Some products being recalled because child caps failed to function properly
Certain packages of cough, cold medicine voluntarily removed by manufacturer
Consumers should stop using the recalled products, U.S. consumer agency says
Company says little of the recalled products likely remain in stores or in homes
Some Triaminic and Theraflu products are being taken off the market because the child-resistant caps failed to function properly, U.S. officials said on Thursday.
The Consumer Product Safety Commission said Triaminic Syrups and Theraflu Warming Relief Syrups for cough, colds and fevers were voluntarily recalled by the manufacturer, Novartis Consumer Health, because the cap could still be removed by a child even with the tamper-resistant seal in place.
Novartis said the last batch of products in question were distributed more than a year ago, so the company believes little remains for sale or in use.
The agency said the products contain acetaminophen and diaphenhydramine, main ingredients in a number of cough, cold and allergy medicines.
Acetaminophen is an anti-inflammatory used to treat pain, while diaphenhydramine is an antihistamine used to treat allergies and colds.
Under federal law, products containing these drugs must be sealed with child-resistant packaging due to the risk of poisoning.

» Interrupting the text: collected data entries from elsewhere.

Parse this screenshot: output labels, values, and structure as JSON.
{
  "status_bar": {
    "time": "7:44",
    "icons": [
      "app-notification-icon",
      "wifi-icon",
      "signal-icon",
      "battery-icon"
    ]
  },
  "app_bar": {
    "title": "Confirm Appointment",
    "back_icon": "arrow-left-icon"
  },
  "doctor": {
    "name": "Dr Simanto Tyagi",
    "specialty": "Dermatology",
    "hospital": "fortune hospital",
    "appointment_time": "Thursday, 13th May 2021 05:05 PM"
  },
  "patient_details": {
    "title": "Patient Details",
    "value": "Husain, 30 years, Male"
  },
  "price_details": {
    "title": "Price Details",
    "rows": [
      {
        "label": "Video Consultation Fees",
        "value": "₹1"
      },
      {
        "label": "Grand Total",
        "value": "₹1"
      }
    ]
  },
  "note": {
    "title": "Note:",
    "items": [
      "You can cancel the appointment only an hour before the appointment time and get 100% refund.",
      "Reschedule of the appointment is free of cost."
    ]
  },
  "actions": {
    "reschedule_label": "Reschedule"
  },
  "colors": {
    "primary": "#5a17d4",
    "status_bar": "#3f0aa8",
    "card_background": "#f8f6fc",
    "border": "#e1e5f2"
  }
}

The consumer watchdog said that consumers should stop using the recalled products immediately if they come across any of them and contact Novartis for information about refunds.
According to the consumer agency’s website, 24 different types of products are included in the recall.
A consumer complaint in late November triggered the investigation. All of the products were made in the United States.
Julie Masow, a Novartis spokeswoman, told CNN that there are 183 lots included in the recall - 142 of Triaminic Syrups and 41 of Theraflu Warming Relief Syrups.
However, since they were distributed between May 24, 2010, and December 21, 2011, approximately 97% of the Theraflu and Triaminic inventory has already been consumed, returned to Novartis, or quarantined at a Novartis warehouse.
It is likely that very little product remains on store shelves or in homes, Masow said.
So far, Novartis has had 12 reports of children unscrewing the locked caps, including four who ingested the product. One child received medical attention.
The Food and Drug Administration is working with the consumer safety commission on the investigation.
As a precaution, 17 of the products are also being recalled in Canada.